Es algo que pasa no sólo con personajes célebres o públicos. También sucede con esos ancianos comunes, mal llamados anónimos, cuyos años parecen prolongarse más allá que sus vidas. Quién no tiene una tía, un abuelo, alguien cercano de cuya vida apenas tiene noticia, porque sus aceleradas horas no le dan para interesarse por ella, o porque vaya coñazo acercarse a la residencia o al penumbroso hogar donde pasan sus horas inacabables repitiendo las historias de siempre, con la televisión impenitente en voz ensordecedoramente alta, no tanto por dureza de oído cuanto porque algún ruido los acompañe y ahuyente el silencio azocado de la soledad no querida, o babeando sin reconocer a nadie, tan olvidados que cuando nos llaman para decirnos que ahora sí, ahora les ha llegado su hora, por un momento dudamos si no estaban ya muertos, si no será que la muerte los ha visitado dos veces: ahora, de forma definitiva, y en ese ambiguo o incalculable antes en el que dejamos de interesarnos por ellos.

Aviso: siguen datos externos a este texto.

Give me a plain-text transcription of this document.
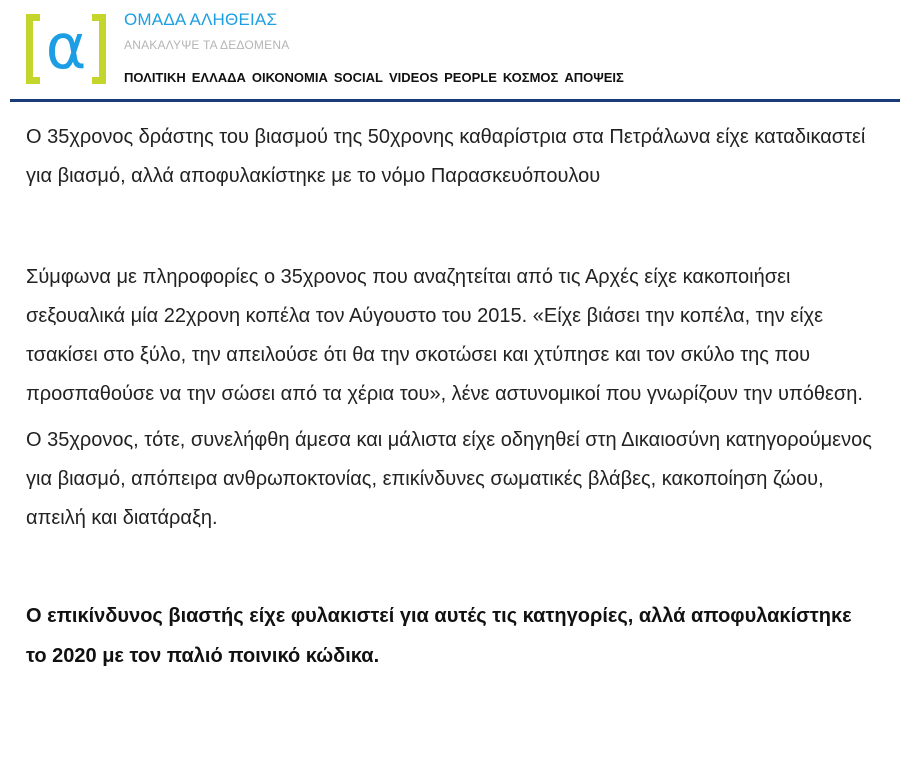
α	ΟΜΑΔΑ ΑΛΗΘΕΙΑΣ
ΑΝΑΚΑΛΥΨΕ ΤΑ ΔΕΔΟΜΕΝΑ
ΠΟΛΙΤΙΚΗ ΕΛΛΑΔΑ ΟΙΚΟΝΟΜΙΑ SOCIAL VIDEOS PEOPLE ΚΟΣΜΟΣ ΑΠΟΨΕΙΣ

Ο 35χρονος δράστης του βιασμού της 50χρονης καθαρίστρια στα Πετράλωνα είχε καταδικαστεί για βιασμό, αλλά αποφυλακίστηκε με το νόμο Παρασκευόπουλου

Σύμφωνα με πληροφορίες ο 35χρονος που αναζητείται από τις Αρχές είχε κακοποιήσει σεξουαλικά μία 22χρονη κοπέλα τον Αύγουστο του 2015. «Είχε βιάσει την κοπέλα, την είχε τσακίσει στο ξύλο, την απειλούσε ότι θα την σκοτώσει και χτύπησε και τον σκύλο της που προσπαθούσε να την σώσει από τα χέρια του», λένε αστυνομικοί που γνωρίζουν την υπόθεση.

Ο 35χρονος, τότε, συνελήφθη άμεσα και μάλιστα είχε οδηγηθεί στη Δικαιοσύνη κατηγορούμενος για βιασμό, απόπειρα ανθρωποκτονίας, επικίνδυνες σωματικές βλάβες, κακοποίηση ζώου, απειλή και διατάραξη.

Ο επικίνδυνος βιαστής είχε φυλακιστεί για αυτές τις κατηγορίες, αλλά αποφυλακίστηκε το 2020 με τον παλιό ποινικό κώδικα.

Es curioso que una época como la nuestra, cuando la vida humana tiende a prolongarse cada día más, y empieza a ser habitual la existencia de personas nonagenarias y aun centenarias, dé por amortizados a tantos viejos, prescinda de sus biografías cuando la biología los va dejando en un segundo o tercer plano, arrumbándolos en ese trastero triste y final que es el olvido, avanzadilla de la muerte, su más amargo aperitivo. Quizá esa prórroga que les concede la vida sea para nosotros en vez de para ellos. No ya para hacer esa visita que les insuflará vida, pero nunca hacemos. Ni para volver a oír esa anécdota antigua que creíamos archisabida, aunque sólo ahora nos revele todo su calado. Más bien para que nos vayamos dando cuenta de que, pese a creernos tan eternamente presentes, en apenas tres, cinco parpadeos el tiempo nos amortizará también a nosotros y la muerte nos habrá alcanzado, bien de una atinada o certera vez, bien en pequeñas y sucesivas y mordientes veces.